1. Flat Feet: An arch is an incredibly solid structure for supporting weight (architects figured this out a long time ago). This is why your feet have them! We even have smaller arches in the palms of the hands, but we're all about the feet today :) When you cram your feet into shoes all day and generally ignore them, their tissues weaken, tighten and lose efficiency...kind of like any other seldom used muscle in your body. Problems can arise from overuse as well. As previously noted, adding supportive footwear makes it feel better initially, but it doesn't correct the causative problem - you need to work your feet to get your arches back. You can also stretch the tops of the feet and ankles in plantar flexion (toes pointed), much like a Hero's pose position.

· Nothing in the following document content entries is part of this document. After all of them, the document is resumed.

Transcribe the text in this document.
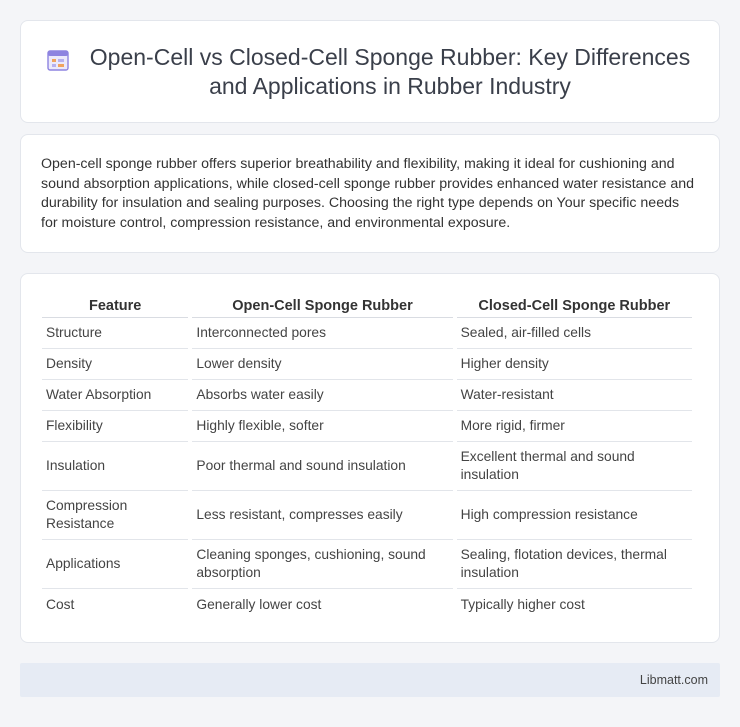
Open-Cell vs Closed-Cell Sponge Rubber: Key Differences and Applications in Rubber Industry

Open-cell sponge rubber offers superior breathability and flexibility, making it ideal for cushioning and sound absorption applications, while closed-cell sponge rubber provides enhanced water resistance and durability for insulation and sealing purposes. Choosing the right type depends on Your specific needs for moisture control, compression resistance, and environmental exposure.

Feature	Open-Cell Sponge Rubber	Closed-Cell Sponge Rubber
Structure	Interconnected pores	Sealed, air-filled cells
Density	Lower density	Higher density
Water Absorption	Absorbs water easily	Water-resistant
Flexibility	Highly flexible, softer	More rigid, firmer
Insulation	Poor thermal and sound insulation	Excellent thermal and sound insulation
Compression Resistance	Less resistant, compresses easily	High compression resistance
Applications	Cleaning sponges, cushioning, sound absorption	Sealing, flotation devices, thermal insulation
Cost	Generally lower cost	Typically higher cost
Libmatt.com
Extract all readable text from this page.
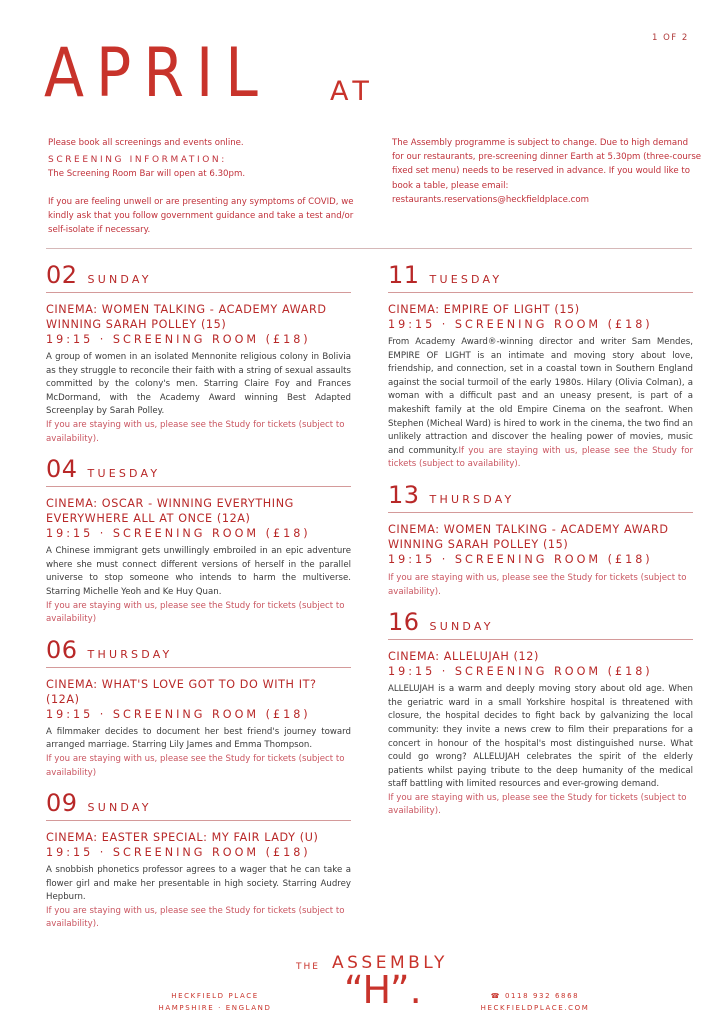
1 OF 2
APRIL AT

Please book all screenings and events online.

SCREENING INFORMATION:

The Screening Room Bar will open at 6.30pm.

If you are feeling unwell or are presenting any symptoms of COVID, we kindly ask that you follow government guidance and take a test and/or self-isolate if necessary.

The Assembly programme is subject to change. Due to high demand for our restaurants, pre-screening dinner Earth at 5.30pm (three-course fixed set menu) needs to be reserved in advance. If you would like to book a table, please email:

restaurants.reservations@heckfieldplace.com

02 SUNDAY
CINEMA: WOMEN TALKING - ACADEMY AWARD WINNING SARAH POLLEY (15)
19:15 · SCREENING ROOM (£18)
A group of women in an isolated Mennonite religious colony in Bolivia as they struggle to reconcile their faith with a string of sexual assaults committed by the colony's men. Starring Claire Foy and Frances McDormand, with the Academy Award winning Best Adapted Screenplay by Sarah Polley.
If you are staying with us, please see the Study for tickets (subject to availability).
04 TUESDAY
CINEMA: OSCAR - WINNING EVERYTHING EVERYWHERE ALL AT ONCE (12A)
19:15 · SCREENING ROOM (£18)
A Chinese immigrant gets unwillingly embroiled in an epic adventure where she must connect different versions of herself in the parallel universe to stop someone who intends to harm the multiverse. Starring Michelle Yeoh and Ke Huy Quan.
If you are staying with us, please see the Study for tickets (subject to availability)
06 THURSDAY
CINEMA: WHAT'S LOVE GOT TO DO WITH IT? (12A)
19:15 · SCREENING ROOM (£18)
A filmmaker decides to document her best friend's journey toward arranged marriage. Starring Lily James and Emma Thompson.
If you are staying with us, please see the Study for tickets (subject to availability)
09 SUNDAY
CINEMA: EASTER SPECIAL: MY FAIR LADY (U)
19:15 · SCREENING ROOM (£18)
A snobbish phonetics professor agrees to a wager that he can take a flower girl and make her presentable in high society. Starring Audrey Hepburn.
If you are staying with us, please see the Study for tickets (subject to availability).
11 TUESDAY
CINEMA: EMPIRE OF LIGHT (15)
19:15 · SCREENING ROOM (£18)
From Academy Award®-winning director and writer Sam Mendes, EMPIRE OF LIGHT is an intimate and moving story about love, friendship, and connection, set in a coastal town in Southern England against the social turmoil of the early 1980s. Hilary (Olivia Colman), a woman with a difficult past and an uneasy present, is part of a makeshift family at the old Empire Cinema on the seafront. When Stephen (Micheal Ward) is hired to work in the cinema, the two find an unlikely attraction and discover the healing power of movies, music and community.If you are staying with us, please see the Study for tickets (subject to availability).
13 THURSDAY
CINEMA: WOMEN TALKING - ACADEMY AWARD WINNING SARAH POLLEY (15)
19:15 · SCREENING ROOM (£18)
If you are staying with us, please see the Study for tickets (subject to availability).
16 SUNDAY
CINEMA: ALLELUJAH (12)
19:15 · SCREENING ROOM (£18)
ALLELUJAH is a warm and deeply moving story about old age. When the geriatric ward in a small Yorkshire hospital is threatened with closure, the hospital decides to fight back by galvanizing the local community: they invite a news crew to film their preparations for a concert in honour of the hospital's most distinguished nurse. What could go wrong? ALLELUJAH celebrates the spirit of the elderly patients whilst paying tribute to the deep humanity of the medical staff battling with limited resources and ever-growing demand.
If you are staying with us, please see the Study for tickets (subject to availability).
HECKFIELD PLACE
HAMPSHIRE · ENGLAND
THE ASSEMBLY
“H”.	☎ 0118 932 6868
HECKFIELDPLACE.COM
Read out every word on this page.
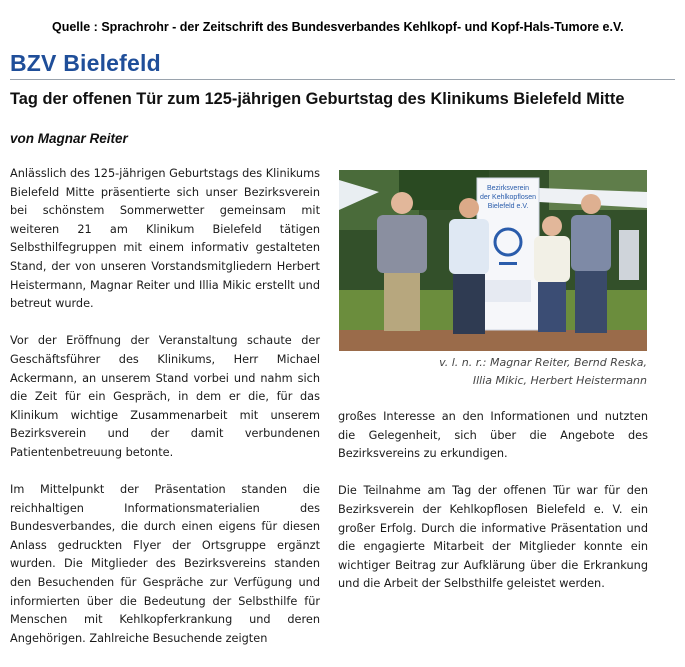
Quelle : Sprachrohr - der Zeitschrift des Bundesverbandes Kehlkopf- und Kopf-Hals-Tumore e.V.
BZV Bielefeld
Tag der offenen Tür zum 125-jährigen Geburtstag des Klinikums Bielefeld Mitte
von Magnar Reiter

Anlässlich des 125-jährigen Geburtstags des Klinikums Bielefeld Mitte präsentierte sich unser Bezirksverein bei schönstem Sommerwetter gemeinsam mit weiteren 21 am Klinikum Bielefeld tätigen Selbsthilfegruppen mit einem informativ gestalteten Stand, der von unseren Vorstandsmitgliedern Herbert Heistermann, Magnar Reiter und Illia Mikic erstellt und betreut wurde.

Vor der Eröffnung der Veranstaltung schaute der Geschäftsführer des Klinikums, Herr Michael Ackermann, an unserem Stand vorbei und nahm sich die Zeit für ein Gespräch, in dem er die, für das Klinikum wichtige Zusammenarbeit mit unserem Bezirksverein und der damit verbundenen Patientenbetreuung betonte.

Im Mittelpunkt der Präsentation standen die reichhaltigen Informationsmaterialien des Bundesverbandes, die durch einen eigens für diesen Anlass gedruckten Flyer der Ortsgruppe ergänzt wurden. Die Mitglieder des Bezirksvereins standen den Besuchenden für Gespräche zur Verfügung und informierten über die Bedeutung der Selbsthilfe für Menschen mit Kehlkopferkrankung und deren Angehörigen. Zahlreiche Besuchende zeigten

Bezirksverein
der Kehlkopflosen
Bielefeld e.V.
v. l. n. r.: Magnar Reiter, Bernd Reska,
Illia Mikic, Herbert Heistermann

großes Interesse an den Informationen und nutzten die Gelegenheit, sich über die Angebote des Bezirksvereins zu erkundigen.

Die Teilnahme am Tag der offenen Tür war für den Bezirksverein der Kehlkopflosen Bielefeld e. V. ein großer Erfolg. Durch die informative Präsentation und die engagierte Mitarbeit der Mitglieder konnte ein wichtiger Beitrag zur Aufklärung über die Erkrankung und die Arbeit der Selbsthilfe geleistet werden.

As this gets easier, you will probably start to notice less cramping when the toes are pointed. One simple thing to do for flat feet is to STAND/WALK WITH YOUR FEET PARALLEL! When toes are turned out, the talus bone in the foot can slide inward and weaken the connective tissue promoting fallen arches. Standing with toes forward is a simple first step to correcting this situation. Strengthening the arches can also be helpful for heel spurs.

 

2. Plantar Fasciitis: If your feet are flat, see #1 above - your fallen arches are making you walk on your plantar fascia which is irritating the he!! out of it. If your arches are in good shape or even quite high, you might need to stretch your calf muscles more. A good example of this in a Yoga class would be what happens with the back leg and foot in Warrior 1, Crescent, or Flank Stretch.

 

3. Bunions: The tendons/muscles that connect the inner portion of your big toe and the rest of your foot are tight, and that's pulling your big toe toward the others - once it starts, they no longer pull in the right direction. There's a lever action here, so as the top of the big toe is pulled toward your second toe, the base of the big toe is being sent toward the inner side of the foot (the opposite directions can happen with the little toe also). You can't stretch tendons, but tendons attach muscles to bone and you CAN stretch the muscle - you need persistence here. BUNIONS ARE REVERSIBLE! Try "holding hands" with your feet: place a finger between each of the toes to create space manually (see picture below). Beyond this, pull the top of the big toe inward (ex. left big toe is pulled to the right like this video) while pressing on the bunion to push it inward. Dilegence pays off. I suggest doing this at least 10 minutes a day and you may notice a difference within a month or two. Keep going! Just because it feels better doesn't mean it is better, so keep this up for as long as it ta

kes.

 

4. Cysts: See the above "air bag" analogy and the "holding hands with your feet" suggestion in #3 (pictured to the right) - you need to make space to relieve the pressure.

 

For everything above and more...I strongly suggest going barefoot as often as you can! Our society may not appreciate you walking through the office without shoes, but you've got some time at home, in yoga class for sure, and you can make different shoe choices when you do have to wear them (my doc recommends Keens; Merrill and Ahnu are great, too, in my experience). 

 

The human body is quite resilient. We notice its fragility when things go wrong or become painful - in fact it makes us really pay attention! But it is important to remember to give your body the tools it needs to recover and rebuild itself. Keeping the tissues in the feet pliable, healthy and strong can help keep you moving comfortably throughout your lifetime. Lose the high heels, dump the orthotics that further weaken things*, and get your feet moving the way they were intended to move.

 

You can do it...just one step at a time.

 

 

*This is not in reference to hereditary issues or damage due to serious injury. The ideas here are not all encompassing and are not meant to replace advice from your foot care provider.